When you aim for Jesus, you do not pitch your tent. Will we ever reach Him this side of Eternity? Well, I hate answering that question because that's the classic question. We're still looking for a spot to pitch. I know I'm probably not going to be finished. (Okay, I should remove the "probably" in that.) I know I won't be finished. But I refuse to accept "not being finished." I press on! I want to see the full maturity of Christ in me and in you. Let's press on! Pull up the tent stakes! Onward! March! 

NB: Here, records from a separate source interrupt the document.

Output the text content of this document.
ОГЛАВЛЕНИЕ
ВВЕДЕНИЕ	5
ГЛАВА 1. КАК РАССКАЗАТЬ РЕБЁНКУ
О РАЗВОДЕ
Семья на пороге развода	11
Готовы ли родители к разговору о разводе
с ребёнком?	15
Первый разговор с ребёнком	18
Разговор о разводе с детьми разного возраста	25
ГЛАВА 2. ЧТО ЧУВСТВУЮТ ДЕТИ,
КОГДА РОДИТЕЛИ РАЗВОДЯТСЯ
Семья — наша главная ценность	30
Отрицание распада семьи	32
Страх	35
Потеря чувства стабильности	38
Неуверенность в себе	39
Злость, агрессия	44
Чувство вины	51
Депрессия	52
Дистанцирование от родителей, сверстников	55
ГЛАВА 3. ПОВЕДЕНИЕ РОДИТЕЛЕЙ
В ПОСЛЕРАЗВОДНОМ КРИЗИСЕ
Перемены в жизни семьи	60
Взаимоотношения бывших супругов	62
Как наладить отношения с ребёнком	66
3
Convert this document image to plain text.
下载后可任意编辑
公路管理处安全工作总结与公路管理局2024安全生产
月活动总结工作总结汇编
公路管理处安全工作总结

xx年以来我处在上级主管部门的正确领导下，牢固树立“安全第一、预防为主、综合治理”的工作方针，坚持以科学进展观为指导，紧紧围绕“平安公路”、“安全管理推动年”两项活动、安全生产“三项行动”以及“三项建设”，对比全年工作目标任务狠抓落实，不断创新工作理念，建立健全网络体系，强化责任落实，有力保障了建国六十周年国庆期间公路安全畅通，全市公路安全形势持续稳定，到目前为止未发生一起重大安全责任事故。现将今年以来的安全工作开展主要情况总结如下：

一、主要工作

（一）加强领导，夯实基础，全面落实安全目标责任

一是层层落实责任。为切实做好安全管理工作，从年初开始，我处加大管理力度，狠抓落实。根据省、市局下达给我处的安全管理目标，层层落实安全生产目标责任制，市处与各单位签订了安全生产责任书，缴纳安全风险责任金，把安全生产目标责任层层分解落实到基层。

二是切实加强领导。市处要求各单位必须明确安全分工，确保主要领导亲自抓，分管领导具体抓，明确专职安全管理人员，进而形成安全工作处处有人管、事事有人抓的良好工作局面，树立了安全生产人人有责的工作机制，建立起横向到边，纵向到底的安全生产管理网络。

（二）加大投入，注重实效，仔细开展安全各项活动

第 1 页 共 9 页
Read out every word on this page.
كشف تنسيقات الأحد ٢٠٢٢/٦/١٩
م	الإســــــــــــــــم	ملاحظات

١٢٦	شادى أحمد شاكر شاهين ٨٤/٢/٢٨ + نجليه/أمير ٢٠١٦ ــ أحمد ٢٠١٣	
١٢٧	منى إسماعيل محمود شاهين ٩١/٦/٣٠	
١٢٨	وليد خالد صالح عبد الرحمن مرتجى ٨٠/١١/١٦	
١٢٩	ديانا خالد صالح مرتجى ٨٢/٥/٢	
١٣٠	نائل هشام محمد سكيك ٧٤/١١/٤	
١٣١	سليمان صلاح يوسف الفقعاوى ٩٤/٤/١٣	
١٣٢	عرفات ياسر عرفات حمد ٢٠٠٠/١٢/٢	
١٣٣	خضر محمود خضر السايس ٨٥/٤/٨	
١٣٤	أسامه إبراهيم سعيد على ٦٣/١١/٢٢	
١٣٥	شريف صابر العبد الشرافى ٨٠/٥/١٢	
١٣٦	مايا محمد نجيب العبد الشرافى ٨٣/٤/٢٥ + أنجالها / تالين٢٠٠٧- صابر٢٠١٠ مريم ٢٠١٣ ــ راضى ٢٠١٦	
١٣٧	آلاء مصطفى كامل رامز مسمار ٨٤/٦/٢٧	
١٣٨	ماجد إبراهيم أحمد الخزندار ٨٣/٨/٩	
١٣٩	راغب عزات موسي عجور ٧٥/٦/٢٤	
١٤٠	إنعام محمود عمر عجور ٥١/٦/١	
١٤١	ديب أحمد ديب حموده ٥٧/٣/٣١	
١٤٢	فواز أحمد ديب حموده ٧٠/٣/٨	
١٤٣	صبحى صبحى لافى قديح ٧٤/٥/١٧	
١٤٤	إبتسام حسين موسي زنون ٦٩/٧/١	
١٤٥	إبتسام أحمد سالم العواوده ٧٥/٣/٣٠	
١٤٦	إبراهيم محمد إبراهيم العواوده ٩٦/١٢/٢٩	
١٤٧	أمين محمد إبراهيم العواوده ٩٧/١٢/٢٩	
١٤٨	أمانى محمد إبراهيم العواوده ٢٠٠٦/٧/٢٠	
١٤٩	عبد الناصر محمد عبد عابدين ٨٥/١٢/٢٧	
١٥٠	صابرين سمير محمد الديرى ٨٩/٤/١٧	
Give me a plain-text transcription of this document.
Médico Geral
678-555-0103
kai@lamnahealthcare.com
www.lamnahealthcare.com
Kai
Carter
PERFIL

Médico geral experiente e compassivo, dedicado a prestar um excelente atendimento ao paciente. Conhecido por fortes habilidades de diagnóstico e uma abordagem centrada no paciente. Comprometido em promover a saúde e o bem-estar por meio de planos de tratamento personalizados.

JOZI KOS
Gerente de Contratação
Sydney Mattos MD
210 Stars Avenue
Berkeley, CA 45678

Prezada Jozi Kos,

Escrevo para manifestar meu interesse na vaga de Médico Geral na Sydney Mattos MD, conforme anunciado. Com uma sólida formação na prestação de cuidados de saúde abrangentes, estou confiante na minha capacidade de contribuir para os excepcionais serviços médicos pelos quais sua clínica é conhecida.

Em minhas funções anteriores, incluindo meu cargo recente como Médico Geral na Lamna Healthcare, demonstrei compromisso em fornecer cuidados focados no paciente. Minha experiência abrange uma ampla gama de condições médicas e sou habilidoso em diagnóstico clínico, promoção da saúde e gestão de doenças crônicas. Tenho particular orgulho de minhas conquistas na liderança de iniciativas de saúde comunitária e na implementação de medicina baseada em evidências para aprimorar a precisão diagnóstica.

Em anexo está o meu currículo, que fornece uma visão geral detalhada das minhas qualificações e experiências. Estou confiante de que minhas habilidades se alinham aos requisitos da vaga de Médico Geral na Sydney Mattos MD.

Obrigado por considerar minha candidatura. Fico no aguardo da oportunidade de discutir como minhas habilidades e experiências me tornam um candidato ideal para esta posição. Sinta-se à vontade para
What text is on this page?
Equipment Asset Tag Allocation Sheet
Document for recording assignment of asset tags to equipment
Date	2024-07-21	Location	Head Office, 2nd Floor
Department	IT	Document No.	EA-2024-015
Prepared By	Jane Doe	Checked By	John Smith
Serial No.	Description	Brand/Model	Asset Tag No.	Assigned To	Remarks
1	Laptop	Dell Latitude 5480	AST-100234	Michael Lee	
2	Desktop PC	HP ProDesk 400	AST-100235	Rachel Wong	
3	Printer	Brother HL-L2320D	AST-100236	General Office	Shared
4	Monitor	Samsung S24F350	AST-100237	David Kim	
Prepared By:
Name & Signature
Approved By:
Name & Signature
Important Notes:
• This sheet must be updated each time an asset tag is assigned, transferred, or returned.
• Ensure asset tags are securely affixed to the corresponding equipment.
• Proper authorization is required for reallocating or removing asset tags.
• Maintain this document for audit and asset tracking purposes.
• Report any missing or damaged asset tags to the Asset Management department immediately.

And that's the environment you've come into. You start to get settled after three weeks? "OH, that was a hard three weeks. Whew! All right, that's a nice spot for a tent." Pull out the tent stakes, what's going to come out? "Hey! You're trying to put down your tent stakes!" And you're like, "Oops!" 
It's a natural inclination. Right now you're like "Yeah, I don't want to put down tent stakes." But we just aim in that direction. We're looking to settle. God is looking for pioneers--those that will go out into the untamed territories that have been lost to modern Christianity. 
No one has a map any more. You know what a map is? It's a human life, lived in front of a generation, that everyone can inspect and say, "So that's what it looks like." This generation is needing maps. It's needing men and women who forge into uncharted waters, who forge into uncharted territories, who face all the obstacles and then come back and say, "Look what my God did." And then everyone looks at them and says, "If they could do it, and if God was faithful for them, then He could be faithful for me. That's what Christian biography is. That's all it is--it's a whole bunch of maps for us to look at. We have the Word of God, and then God leverages the maps throughout the ages, the stories of the martyrs and the mighty men, to direct us and say, "See? I still work today." 
You know one of the most common doctrines is the notion that, "Yeah, well the God of Acts, He doesn't work that way anymore."
Prove them wrong!
The God of the Bible is your God. Pull up the tent stakes. 
And so as we begin, that's one of the first things we need to do. Deliberately choose to say, "I'm not settling here." Onward. Upward. Forever march.